Numba - 无法推断 List() 的类型
Numba - cannot infer type for List()
我正在尝试使用 numba 来加速 python 包的模糊搜索功能。我的计划是先按顺序使用 njit,然后在没有达到目标时转向并行。所以我将库中的原始函数转换为 numba 支持的类型。我正在使用类型列表而不是普通的 python 列表。 numba 抛出错误 “无法推断变量的类型 'candidates',类型不精确:ListType[undefined]”。我对为什么会出现此错误感到困惑?这不是声明类型化列表变量的方式吗?
我是 numba 的新手,所以欢迎任何关于加速的替代有效方法的建议。
@njit
def make_char2first_subseq_index(subsequence, max_l_dist):
d = Dict.empty(
key_type=types.unicode_type,
value_type=numba.int64,
)
for (index, char) in list(enumerate(subsequence[:max_l_dist + 1])):
d[char] = index
return d
@njit
def find_near_matches_levenshtein_linear_programming(subsequence, sequence,
max_l_dist):
if not subsequence:
raise ValueError('Given subsequence is empty!')
subseq_len = len(subsequence)
def make_match(start, end, dist):
# return Match(start, end, dist, matched=sequence[start:end])
return str(start) + " " + str(end) + " " + str(dist) + " " + str(sequence[start:end])
if max_l_dist >= subseq_len:
for index in range(len(sequence) + 1):
return make_match(index, index, subseq_len)
# optimization: prepare some often used things in advance
char2first_subseq_index = make_char2first_subseq_index(subsequence,
max_l_dist)
candidates = List()
for index, char in enumerate(sequence):
# print('/n new loop and the character is ', char)
new_candidates = List()
idx_in_subseq = char2first_subseq_index.get(char, None)
# print("idx_in_subseq ", idx_in_subseq)
if idx_in_subseq is not None:
if idx_in_subseq + 1 == subseq_len:
return make_match(index, index + 1, idx_in_subseq)
else:
new_candidates.append(List(index, idx_in_subseq + 1, idx_in_subseq))

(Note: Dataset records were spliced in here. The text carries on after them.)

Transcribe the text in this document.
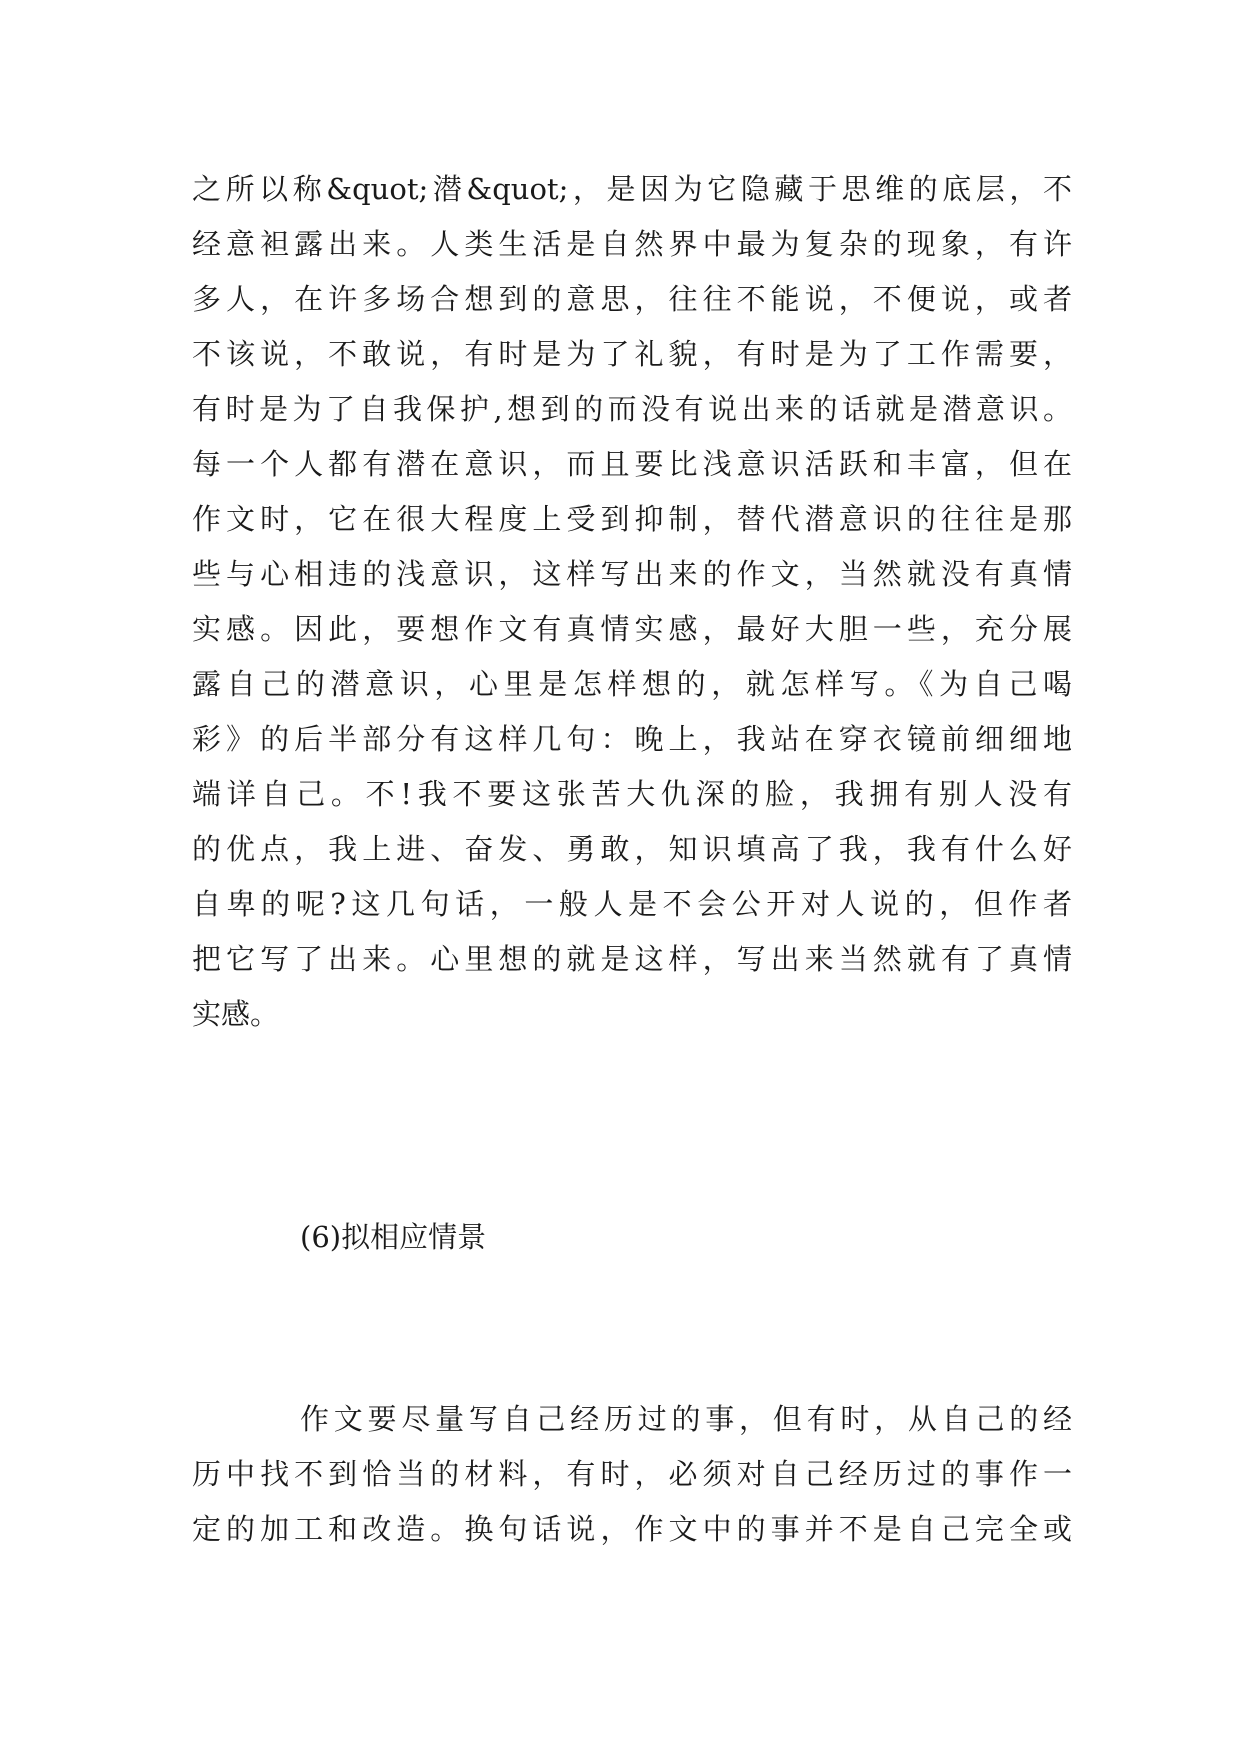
之所以称&quot;潜&quot;，是因为它隐藏于思维的底层，不
经意袒露出来。人类生活是自然界中最为复杂的现象，有许
多人，在许多场合想到的意思，往往不能说，不便说，或者
不该说，不敢说，有时是为了礼貌，有时是为了工作需要，
有时是为了自我保护,想到的而没有说出来的话就是潜意识。
每一个人都有潜在意识，而且要比浅意识活跃和丰富，但在
作文时，它在很大程度上受到抑制，替代潜意识的往往是那
些与心相违的浅意识，这样写出来的作文，当然就没有真情
实感。因此，要想作文有真情实感，最好大胆一些，充分展
露自己的潜意识，心里是怎样想的，就怎样写。《为自己喝
彩》的后半部分有这样几句：晚上，我站在穿衣镜前细细地
端详自己。不!我不要这张苦大仇深的脸，我拥有别人没有
的优点，我上进、奋发、勇敢，知识填高了我，我有什么好
自卑的呢?这几句话，一般人是不会公开对人说的，但作者
把它写了出来。心里想的就是这样，写出来当然就有了真情
实感。
(6)拟相应情景
作文要尽量写自己经历过的事，但有时，从自己的经
历中找不到恰当的材料，有时，必须对自己经历过的事作一
定的加工和改造。换句话说，作文中的事并不是自己完全或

# print(candidates, " new candidates ", new_candidates)
for cand in candidates:
# if this sequence char is the candidate's next expected char
if subsequence[cand[1]] == char:
# if reached the end of the subsequence, return a match
if cand[1] + 1 == subseq_len:
return make_match(cand[0], index + 1, cand[2])

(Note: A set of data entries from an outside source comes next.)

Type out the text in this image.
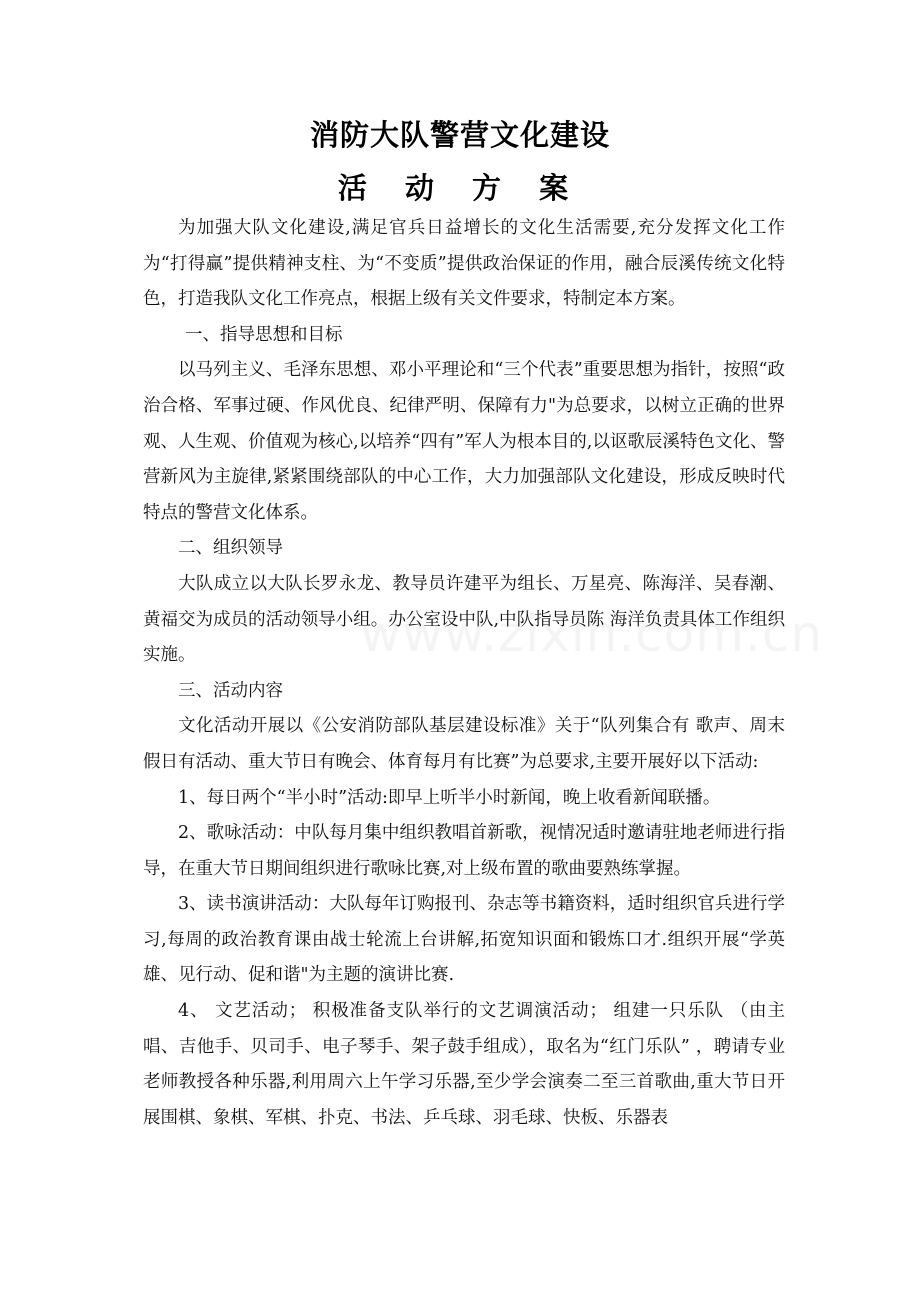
消防大队警营文化建设
活 动 方 案

为加强大队文化建设,满足官兵日益增长的文化生活需要,充分发挥文化工作为“打得赢”提供精神支柱、为“不变质”提供政治保证的作用，融合辰溪传统文化特色，打造我队文化工作亮点，根据上级有关文件要求，特制定本方案。

一、指导思想和目标

以马列主义、毛泽东思想、邓小平理论和“三个代表”重要思想为指针，按照“政治合格、军事过硬、作风优良、纪律严明、保障有力"为总要求，以树立正确的世界观、人生观、价值观为核心,以培养“四有”军人为根本目的,以讴歌辰溪特色文化、警营新风为主旋律,紧紧围绕部队的中心工作，大力加强部队文化建设，形成反映时代特点的警营文化体系。

二、组织领导

大队成立以大队长罗永龙、教导员许建平为组长、万星亮、陈海洋、吴春潮、黄福交为成员的活动领导小组。办公室设中队,中队指导员陈 海洋负责具体工作组织实施。

三、活动内容

文化活动开展以《公安消防部队基层建设标准》关于“队列集合有 歌声、周末假日有活动、重大节日有晚会、体育每月有比赛”为总要求,主要开展好以下活动:

1、每日两个“半小时”活动:即早上听半小时新闻，晚上收看新闻联播。

2、歌咏活动：中队每月集中组织教唱首新歌，视情况适时邀请驻地老师进行指导，在重大节日期间组织进行歌咏比赛,对上级布置的歌曲要熟练掌握。

3、读书演讲活动：大队每年订购报刊、杂志等书籍资料，适时组织官兵进行学习,每周的政治教育课由战士轮流上台讲解,拓宽知识面和锻炼口才.组织开展“学英雄、见行动、促和谐"为主题的演讲比赛.

4、 文艺活动； 积极准备支队举行的文艺调演活动； 组建一只乐队 （由主唱、吉他手、贝司手、电子琴手、架子鼓手组成），取名为“红门乐队” ，聘请专业老师教授各种乐器,利用周六上午学习乐器,至少学会演奏二至三首歌曲,重大节日开展围棋、象棋、军棋、扑克、书法、乒乓球、羽毛球、快板、乐器表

# otherwise, update the candidate's subseq_index and keep it
else:
new_candidates.append(List(cand[0], cand[1] + 1, cand[2]))
# if this sequence char is *not* the candidate's next expected char
else:
# we can try skipping a sequence or sub-sequence char (or both),
# unless this candidate has already skipped the maximum allowed
# number of characters
if cand[2] == max_l_dist:
continue
# add a candidate skipping a sequence char
new_candidates.append(List(cand[0], cand[1], cand[2] + 1))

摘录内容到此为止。